Bits are a convenient, neutral, way to represent a variety of different entities, be it a sound, a quantity, and image, a process. A bit is a bit, per sé it has no meaning whatsoever: 01000001 is a string of 8 bits that happens to be the code for the letter A in ASCII, but it may well represent the number 65 in binary code or it might represent a quite light shade of grey in a photo. Depending on the way you are “looking” at them they might mean one thing or another. They don’t have an autonomous life, actually, they come to life if you have a decoder able to interpret a coded meaning.
This same decoder can transform that meaning into an action that acts on the physical world, the world of atoms. In this way we can say that bits affect atoms or are transformed into atoms, as it is the case when we use a virtual representation of an object to create that physical object using a 3D printer.
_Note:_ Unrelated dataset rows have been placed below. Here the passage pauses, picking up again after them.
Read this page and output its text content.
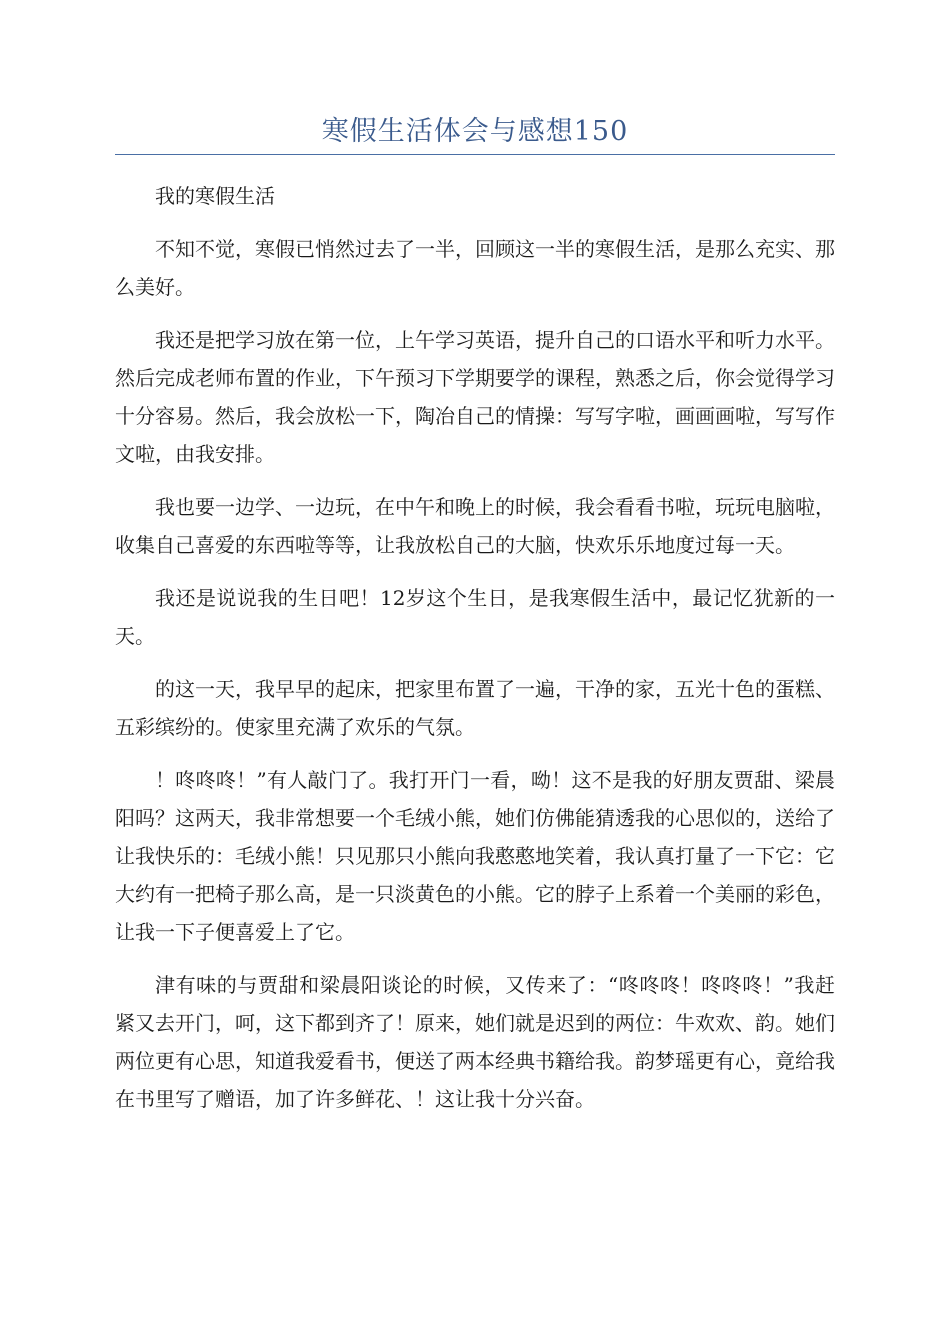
寒假生活体会与感想150

我的寒假生活

不知不觉，寒假已悄然过去了一半，回顾这一半的寒假生活，是那么充实、那么美好。

我还是把学习放在第一位，上午学习英语，提升自己的口语水平和听力水平。然后完成老师布置的作业，下午预习下学期要学的课程，熟悉之后，你会觉得学习十分容易。然后，我会放松一下，陶冶自己的情操：写写字啦，画画画啦，写写作文啦，由我安排。

我也要一边学、一边玩，在中午和晚上的时候，我会看看书啦，玩玩电脑啦，收集自己喜爱的东西啦等等，让我放松自己的大脑，快欢乐乐地度过每一天。

我还是说说我的生日吧！12岁这个生日，是我寒假生活中，最记忆犹新的一天。

的这一天，我早早的起床，把家里布置了一遍，干净的家，五光十色的蛋糕、五彩缤纷的。使家里充满了欢乐的气氛。

！咚咚咚！”有人敲门了。我打开门一看，呦！这不是我的好朋友贾甜、梁晨阳吗？这两天，我非常想要一个毛绒小熊，她们仿佛能猜透我的心思似的，送给了让我快乐的：毛绒小熊！只见那只小熊向我憨憨地笑着，我认真打量了一下它：它大约有一把椅子那么高，是一只淡黄色的小熊。它的脖子上系着一个美丽的彩色，让我一下子便喜爱上了它。

津有味的与贾甜和梁晨阳谈论的时候，又传来了：“咚咚咚！咚咚咚！”我赶紧又去开门，呵，这下都到齐了！原来，她们就是迟到的两位：牛欢欢、韵。她们两位更有心思，知道我爱看书，便送了两本经典书籍给我。韵梦瑶更有心，竟给我在书里写了赠语，加了许多鲜花、！这让我十分兴奋。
These few concepts are important when we want to appreciate the “data economy”. Bits are the immediate representation of data but unless we are dealing with a representation of numbers, like 1-2-3, where the coding is straightforward, 001-010-011, the bits have to be interpreted by a software to release their meaning. And the software is as important as the bits. Hence the data economy is not just about bits (data) but also about their interpretation (software).
The “economy” part, i.e. the value, is connected to what you can do with those data, the value resulting from their manipulation and transformation (e.g. the printing of an object, or the visualization of a trend) minus the cost of such manipulation.
Hence the transformation process plays a crucial part in the definition of the “data economy”.
Technology has made significant progress in making ever more sophisticated transformation possible.
3D printing is a clear point in case, where bits describe a virtual object that is converted into a physical one by a software driving a 3D printer. Notice that such a software needs to decode the meaning of the bits (understand the virtual representation), transform this understanding into a sequence of commands for the 3D printer (that prints without knowing what it is being printed!) and also should be aware of the characteristics of the 3D printer and of the feeding inks used (plastic wire, metallic beads …) to provide the appropriate sequence of orders. AS you can see, even in the case of 3D printing the transformation of bits into atoms is not that straightforward.
Robotic manufacturing is another, more complex, example of transformation of bits into atoms.
Here, often, the robot has an autonomous intelligence that understands what it is supposed to do (and this is the result of the first transformation process from bit to bits that are closer to the atoms…) and adapt the sequence of orders received to reach the goal. Think about a robo-surgeon like Leonardo. The amount of skill, practical intelligence embedded in its computers is staggering. The surgeon is guiding the robots through a data set representing the patient body (part of it) and the kind of issues that need to be fixed. The surgeon operates on a virtual field, a screen, using virtual scalpels, scissors and sewing needles. The virtual screen provides an image that is a mix of real patient images and images created by a computer as result of a variety of scanning techniques. The manipulation of instruments by the surgeon at the control station is used by Leonardo to understand what is the goal of the surgeon and it gets translated in different sets of actions, performed with different tools by its robotic arms.
The way bits are connected to atoms is crucial and the transformation process is what actually generates value.
Notice that this applies generally: the PB of data contained in the Google data centers are transformed into value by Google search algorithms. The transformation is the crucial part in the generation of value, even though in this case it is not a transformation of bits into atoms but of bits into "perceivable" bits.
We should keep this in mind as we are discussing the “data economy”.